Driving from Calgary to a small island off Canada’s west coast, Lynn makes for the cabin owned by her ex-husband’s friend, Einar. This is the place where she and her family used to spend their vacations. It’s also a place that she dislikes for its sunless forest, constant rain, and the memories of her failed marriage it evokes. Over the course of the novel, we’re introduced to Jack (Lynn’s former husband who left her two years previously for a younger woman), Marty (Lynn’s son and Heather’s brother), and Einar (who carries a torch for Lynn). We also meet the compelling Hannah, Einar’s neighbor and the mother of an ever-expanding brood of children, with whom Lynn forms a surprising bond.
Hegerat writes with fine and dazzling precision, a keen attention to language, and provides a beautiful rendering of both Lynn and Heather’s interior voices. She shifts easily from present to past and back to present, managing to show how the weight of previous experiences flicker into consciousness to inform and shape the current moments of her characters’ lives. She manages to give us real and very ordinary female characters who nevertheless shimmer on the page.

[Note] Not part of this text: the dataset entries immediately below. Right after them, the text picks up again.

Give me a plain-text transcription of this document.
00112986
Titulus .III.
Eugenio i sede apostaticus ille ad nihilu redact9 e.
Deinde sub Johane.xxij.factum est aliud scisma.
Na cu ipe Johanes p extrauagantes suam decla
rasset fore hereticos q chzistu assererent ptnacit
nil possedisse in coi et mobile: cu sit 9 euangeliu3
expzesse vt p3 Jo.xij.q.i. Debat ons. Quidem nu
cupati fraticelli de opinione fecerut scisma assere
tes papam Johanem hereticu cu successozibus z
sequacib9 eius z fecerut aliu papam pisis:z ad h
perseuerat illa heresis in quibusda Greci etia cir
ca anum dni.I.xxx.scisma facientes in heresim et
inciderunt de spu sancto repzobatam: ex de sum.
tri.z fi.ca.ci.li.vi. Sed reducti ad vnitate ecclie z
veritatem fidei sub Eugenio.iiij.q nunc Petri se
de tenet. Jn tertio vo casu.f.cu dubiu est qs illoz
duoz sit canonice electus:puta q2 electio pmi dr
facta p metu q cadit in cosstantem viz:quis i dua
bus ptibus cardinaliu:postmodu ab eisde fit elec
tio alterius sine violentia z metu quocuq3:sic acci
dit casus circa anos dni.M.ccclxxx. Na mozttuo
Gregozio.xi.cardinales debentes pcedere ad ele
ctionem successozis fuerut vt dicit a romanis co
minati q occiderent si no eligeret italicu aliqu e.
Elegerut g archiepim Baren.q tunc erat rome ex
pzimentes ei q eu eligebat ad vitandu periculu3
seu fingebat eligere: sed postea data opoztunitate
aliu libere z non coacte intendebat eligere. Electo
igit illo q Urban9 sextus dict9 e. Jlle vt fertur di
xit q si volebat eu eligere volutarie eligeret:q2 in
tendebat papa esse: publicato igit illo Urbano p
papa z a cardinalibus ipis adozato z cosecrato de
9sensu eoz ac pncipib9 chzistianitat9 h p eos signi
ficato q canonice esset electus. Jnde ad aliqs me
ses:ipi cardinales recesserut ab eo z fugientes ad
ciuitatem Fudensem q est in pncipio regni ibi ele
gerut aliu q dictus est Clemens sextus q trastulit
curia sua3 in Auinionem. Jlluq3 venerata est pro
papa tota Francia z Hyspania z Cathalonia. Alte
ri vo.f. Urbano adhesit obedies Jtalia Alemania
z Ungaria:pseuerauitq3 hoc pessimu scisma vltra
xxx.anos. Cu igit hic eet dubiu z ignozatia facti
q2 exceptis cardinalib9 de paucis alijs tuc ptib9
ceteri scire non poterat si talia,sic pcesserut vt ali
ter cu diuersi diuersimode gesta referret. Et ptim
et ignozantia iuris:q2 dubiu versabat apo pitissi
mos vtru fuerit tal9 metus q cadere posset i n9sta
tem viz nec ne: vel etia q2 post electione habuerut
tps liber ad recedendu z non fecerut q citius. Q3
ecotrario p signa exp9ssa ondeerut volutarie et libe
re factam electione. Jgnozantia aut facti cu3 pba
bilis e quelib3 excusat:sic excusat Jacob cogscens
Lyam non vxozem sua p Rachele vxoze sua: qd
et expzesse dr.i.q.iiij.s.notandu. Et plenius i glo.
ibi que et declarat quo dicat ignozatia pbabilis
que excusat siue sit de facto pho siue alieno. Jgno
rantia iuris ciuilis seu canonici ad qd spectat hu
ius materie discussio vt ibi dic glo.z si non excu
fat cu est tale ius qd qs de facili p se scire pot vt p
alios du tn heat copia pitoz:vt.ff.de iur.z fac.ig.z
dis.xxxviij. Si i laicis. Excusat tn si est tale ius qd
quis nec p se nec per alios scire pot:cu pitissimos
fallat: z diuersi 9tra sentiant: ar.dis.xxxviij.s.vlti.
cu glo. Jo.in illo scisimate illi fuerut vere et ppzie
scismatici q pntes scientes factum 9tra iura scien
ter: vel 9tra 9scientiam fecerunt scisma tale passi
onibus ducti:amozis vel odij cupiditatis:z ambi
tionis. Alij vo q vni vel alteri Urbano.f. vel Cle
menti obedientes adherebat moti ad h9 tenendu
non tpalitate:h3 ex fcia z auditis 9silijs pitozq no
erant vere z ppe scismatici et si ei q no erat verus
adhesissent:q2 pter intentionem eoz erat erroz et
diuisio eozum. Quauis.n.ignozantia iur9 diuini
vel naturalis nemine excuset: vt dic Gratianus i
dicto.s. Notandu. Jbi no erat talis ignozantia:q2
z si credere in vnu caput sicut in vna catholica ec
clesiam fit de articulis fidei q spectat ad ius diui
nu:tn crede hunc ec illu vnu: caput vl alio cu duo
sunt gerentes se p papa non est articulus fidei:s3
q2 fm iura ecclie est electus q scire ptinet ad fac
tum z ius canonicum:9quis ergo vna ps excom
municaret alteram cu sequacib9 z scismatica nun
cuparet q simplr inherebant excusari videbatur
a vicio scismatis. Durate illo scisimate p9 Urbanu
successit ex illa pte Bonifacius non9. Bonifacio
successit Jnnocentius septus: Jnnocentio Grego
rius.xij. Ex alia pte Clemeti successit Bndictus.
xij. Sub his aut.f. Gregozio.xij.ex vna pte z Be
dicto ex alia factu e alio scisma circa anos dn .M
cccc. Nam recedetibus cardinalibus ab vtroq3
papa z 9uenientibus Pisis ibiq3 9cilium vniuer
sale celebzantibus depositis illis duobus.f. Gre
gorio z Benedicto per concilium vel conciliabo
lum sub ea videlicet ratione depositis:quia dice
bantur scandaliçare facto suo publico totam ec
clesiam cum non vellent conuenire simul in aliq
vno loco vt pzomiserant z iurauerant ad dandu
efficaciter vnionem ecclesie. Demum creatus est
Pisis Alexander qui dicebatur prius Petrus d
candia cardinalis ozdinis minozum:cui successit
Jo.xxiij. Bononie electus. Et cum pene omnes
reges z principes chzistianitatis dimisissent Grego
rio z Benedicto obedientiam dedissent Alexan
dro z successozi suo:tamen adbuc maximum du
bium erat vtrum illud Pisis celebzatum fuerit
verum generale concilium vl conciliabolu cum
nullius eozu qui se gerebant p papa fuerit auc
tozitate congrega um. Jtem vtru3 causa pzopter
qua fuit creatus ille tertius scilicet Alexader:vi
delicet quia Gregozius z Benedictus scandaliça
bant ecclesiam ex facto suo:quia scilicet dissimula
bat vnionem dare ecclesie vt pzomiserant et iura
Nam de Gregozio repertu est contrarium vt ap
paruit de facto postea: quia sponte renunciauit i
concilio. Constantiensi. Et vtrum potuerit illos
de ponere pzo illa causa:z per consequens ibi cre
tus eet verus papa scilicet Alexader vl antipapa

Delivery might be described “a quiet novel” in that the action is relatively small and domestic; it builds slowly and steadily to a final revelatory moment. Yet the novel maintains momentum because Hegerat makes us understand and care deeply about the people she writes about. We want to know what happens to Lynn, Heather, and Beegee. We also understand that the decisions they make will have repercussions far beyond the few days contained within the confines of the story that Hegerat tells. A finely crafted novel with great emotional depth and resonance, Delivery is an immensely satisfying read.